It sounds simple now, but it wasn't easy in the beginning, she says, recalling the early days. "I didn't even have a banner or a business card. I don't know how people found this place." Slowly, her restaurant garnered a niche in the Salt Lake City community through the generosity of others, such as the man who donated $200 so she could buy a banner for her restaurant.
Around the world, pay-what-you-can and volunteer restaurant concepts, such as the one adopted at the One World Café, are catching on from Denver to Vienna. And although each restaurant may have different reasons for allowing customers to pay whatever they can or to volunteer in exchange for a meal, they all share a desire to reach out to their communities through food.
The Terra Bite Lounge in Kirkland, Wash., serves coffee, smoothies, baked goods, and sandwiches with no price tags. Ervin Peretz, the owner, adopted a pay-what-you-can model after a discussion about the stigmatization of "getting and accepting free food," he says.

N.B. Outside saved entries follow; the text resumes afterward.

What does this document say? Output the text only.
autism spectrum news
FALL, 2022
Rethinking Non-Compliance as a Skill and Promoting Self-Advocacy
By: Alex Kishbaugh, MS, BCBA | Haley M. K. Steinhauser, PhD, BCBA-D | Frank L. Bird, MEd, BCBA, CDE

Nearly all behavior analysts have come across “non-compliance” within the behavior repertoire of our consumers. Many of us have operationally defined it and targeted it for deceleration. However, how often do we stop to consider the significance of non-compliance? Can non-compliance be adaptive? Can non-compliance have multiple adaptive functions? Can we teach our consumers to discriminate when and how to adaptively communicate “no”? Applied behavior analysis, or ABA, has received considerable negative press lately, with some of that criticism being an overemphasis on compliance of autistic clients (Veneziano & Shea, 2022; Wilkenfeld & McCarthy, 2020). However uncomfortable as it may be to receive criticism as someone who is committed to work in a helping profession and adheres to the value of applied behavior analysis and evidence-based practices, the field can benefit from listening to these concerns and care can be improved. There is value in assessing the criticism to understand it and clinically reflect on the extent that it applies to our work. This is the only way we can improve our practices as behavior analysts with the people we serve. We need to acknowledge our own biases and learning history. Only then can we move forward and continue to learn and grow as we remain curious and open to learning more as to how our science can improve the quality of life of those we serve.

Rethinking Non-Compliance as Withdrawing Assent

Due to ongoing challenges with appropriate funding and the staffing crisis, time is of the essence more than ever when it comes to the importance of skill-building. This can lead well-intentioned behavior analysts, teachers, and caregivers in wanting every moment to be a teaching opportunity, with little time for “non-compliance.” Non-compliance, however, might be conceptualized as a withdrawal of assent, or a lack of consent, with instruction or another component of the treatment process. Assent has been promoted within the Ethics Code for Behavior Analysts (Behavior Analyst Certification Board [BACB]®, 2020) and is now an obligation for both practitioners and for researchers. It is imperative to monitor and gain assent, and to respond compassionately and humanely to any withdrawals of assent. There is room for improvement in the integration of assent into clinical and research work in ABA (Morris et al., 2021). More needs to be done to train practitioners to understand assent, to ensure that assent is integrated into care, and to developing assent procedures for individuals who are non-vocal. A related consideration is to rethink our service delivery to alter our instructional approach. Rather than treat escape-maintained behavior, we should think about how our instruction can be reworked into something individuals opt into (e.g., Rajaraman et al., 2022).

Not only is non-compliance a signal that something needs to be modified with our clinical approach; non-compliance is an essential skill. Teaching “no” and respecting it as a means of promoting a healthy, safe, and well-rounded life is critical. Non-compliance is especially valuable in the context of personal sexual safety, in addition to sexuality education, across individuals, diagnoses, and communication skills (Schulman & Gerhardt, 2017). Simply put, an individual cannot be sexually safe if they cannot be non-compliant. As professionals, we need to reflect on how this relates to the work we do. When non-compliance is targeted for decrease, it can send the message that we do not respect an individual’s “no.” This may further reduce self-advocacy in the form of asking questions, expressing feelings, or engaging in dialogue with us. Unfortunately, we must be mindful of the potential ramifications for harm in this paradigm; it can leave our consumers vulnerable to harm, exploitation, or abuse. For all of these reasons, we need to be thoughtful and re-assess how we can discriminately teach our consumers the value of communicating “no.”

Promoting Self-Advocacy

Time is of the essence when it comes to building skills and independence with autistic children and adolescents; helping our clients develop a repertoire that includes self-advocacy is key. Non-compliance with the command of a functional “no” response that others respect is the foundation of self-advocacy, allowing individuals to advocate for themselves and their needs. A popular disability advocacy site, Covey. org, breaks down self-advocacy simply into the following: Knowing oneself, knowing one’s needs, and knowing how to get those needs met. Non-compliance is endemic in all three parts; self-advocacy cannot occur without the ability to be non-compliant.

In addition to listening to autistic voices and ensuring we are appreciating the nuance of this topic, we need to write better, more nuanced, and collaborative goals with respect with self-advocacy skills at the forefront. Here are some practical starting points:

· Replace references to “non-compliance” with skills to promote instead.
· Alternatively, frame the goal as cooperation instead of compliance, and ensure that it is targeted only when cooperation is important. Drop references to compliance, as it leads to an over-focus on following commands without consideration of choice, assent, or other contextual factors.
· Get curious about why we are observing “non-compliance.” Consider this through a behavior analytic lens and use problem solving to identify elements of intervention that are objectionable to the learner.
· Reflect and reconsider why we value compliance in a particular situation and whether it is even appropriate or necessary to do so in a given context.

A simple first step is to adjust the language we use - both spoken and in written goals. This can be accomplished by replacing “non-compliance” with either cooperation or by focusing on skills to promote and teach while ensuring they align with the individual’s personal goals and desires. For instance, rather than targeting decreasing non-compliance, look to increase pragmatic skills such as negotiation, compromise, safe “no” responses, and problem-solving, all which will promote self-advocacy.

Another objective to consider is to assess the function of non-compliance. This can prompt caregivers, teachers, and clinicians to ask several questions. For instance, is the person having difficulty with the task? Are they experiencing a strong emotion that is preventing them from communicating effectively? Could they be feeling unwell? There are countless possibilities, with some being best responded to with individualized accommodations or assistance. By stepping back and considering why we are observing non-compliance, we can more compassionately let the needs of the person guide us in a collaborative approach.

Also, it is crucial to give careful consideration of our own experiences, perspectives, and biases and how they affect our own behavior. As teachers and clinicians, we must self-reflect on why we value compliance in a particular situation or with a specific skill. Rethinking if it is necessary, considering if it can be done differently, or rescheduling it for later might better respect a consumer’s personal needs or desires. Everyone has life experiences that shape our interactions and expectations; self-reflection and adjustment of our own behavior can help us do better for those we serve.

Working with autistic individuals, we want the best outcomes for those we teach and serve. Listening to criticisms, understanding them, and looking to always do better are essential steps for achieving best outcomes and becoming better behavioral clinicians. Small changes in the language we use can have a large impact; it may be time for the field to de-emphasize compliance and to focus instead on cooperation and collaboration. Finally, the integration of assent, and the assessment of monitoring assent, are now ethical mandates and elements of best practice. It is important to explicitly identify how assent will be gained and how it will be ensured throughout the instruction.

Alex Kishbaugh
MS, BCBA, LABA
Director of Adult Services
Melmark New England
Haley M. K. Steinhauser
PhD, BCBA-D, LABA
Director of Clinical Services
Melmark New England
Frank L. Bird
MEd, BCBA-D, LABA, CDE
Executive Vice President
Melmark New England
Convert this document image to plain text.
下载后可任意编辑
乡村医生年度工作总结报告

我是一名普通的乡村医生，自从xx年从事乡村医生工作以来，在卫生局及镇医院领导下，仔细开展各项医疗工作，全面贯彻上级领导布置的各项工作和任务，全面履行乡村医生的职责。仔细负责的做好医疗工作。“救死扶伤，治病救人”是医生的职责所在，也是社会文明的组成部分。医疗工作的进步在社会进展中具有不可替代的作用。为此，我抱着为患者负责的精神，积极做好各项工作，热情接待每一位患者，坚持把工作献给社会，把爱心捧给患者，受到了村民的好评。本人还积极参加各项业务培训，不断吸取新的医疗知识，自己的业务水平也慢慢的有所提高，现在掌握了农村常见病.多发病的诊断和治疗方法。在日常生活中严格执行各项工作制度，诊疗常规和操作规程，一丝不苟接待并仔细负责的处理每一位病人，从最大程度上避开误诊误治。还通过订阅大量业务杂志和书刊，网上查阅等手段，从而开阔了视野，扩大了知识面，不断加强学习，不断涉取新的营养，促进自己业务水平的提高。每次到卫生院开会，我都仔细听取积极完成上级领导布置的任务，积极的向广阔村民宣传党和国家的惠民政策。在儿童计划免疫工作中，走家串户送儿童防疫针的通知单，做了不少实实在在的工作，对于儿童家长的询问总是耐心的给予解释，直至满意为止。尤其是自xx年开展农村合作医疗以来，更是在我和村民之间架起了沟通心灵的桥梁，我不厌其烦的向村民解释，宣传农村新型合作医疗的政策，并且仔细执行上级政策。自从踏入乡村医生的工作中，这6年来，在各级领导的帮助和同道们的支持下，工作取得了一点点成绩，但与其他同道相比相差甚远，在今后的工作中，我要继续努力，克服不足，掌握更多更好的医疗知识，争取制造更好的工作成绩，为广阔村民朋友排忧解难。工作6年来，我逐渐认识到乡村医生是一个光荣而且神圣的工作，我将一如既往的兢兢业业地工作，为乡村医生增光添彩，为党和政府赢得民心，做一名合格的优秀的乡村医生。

Customers "get a pleasant experience. There's a lot of trust and warmth in this process, and they can feel like they are doing something good.... They are supporting people that might not be able to pay," Mr. Peretz says.
In Vienna, the words "pay as you wish" and "all you can eat" line the windows of Der Wiener Deewan – a restaurant founded and run by Afzaal Deewan, a cook and cricket player from Pakistan, and Natalie Deewan, a former college student – that offers a buffet of five curry dishes at whatever price people see fit to pay.
At Dan's Restaurant in Biddeford, Maine, customers can also negotiate prices as well as portion size. Owner Danielle Ward recently started doing this after an elderly woman on a fixed income came in and said she couldn't afford most of the items on the menu. "People are really taking advantage of this service" to help them afford to eat out on a budget, Ms. Ward says. Although she considers the price negotiations to be temporary, she may make them permanent.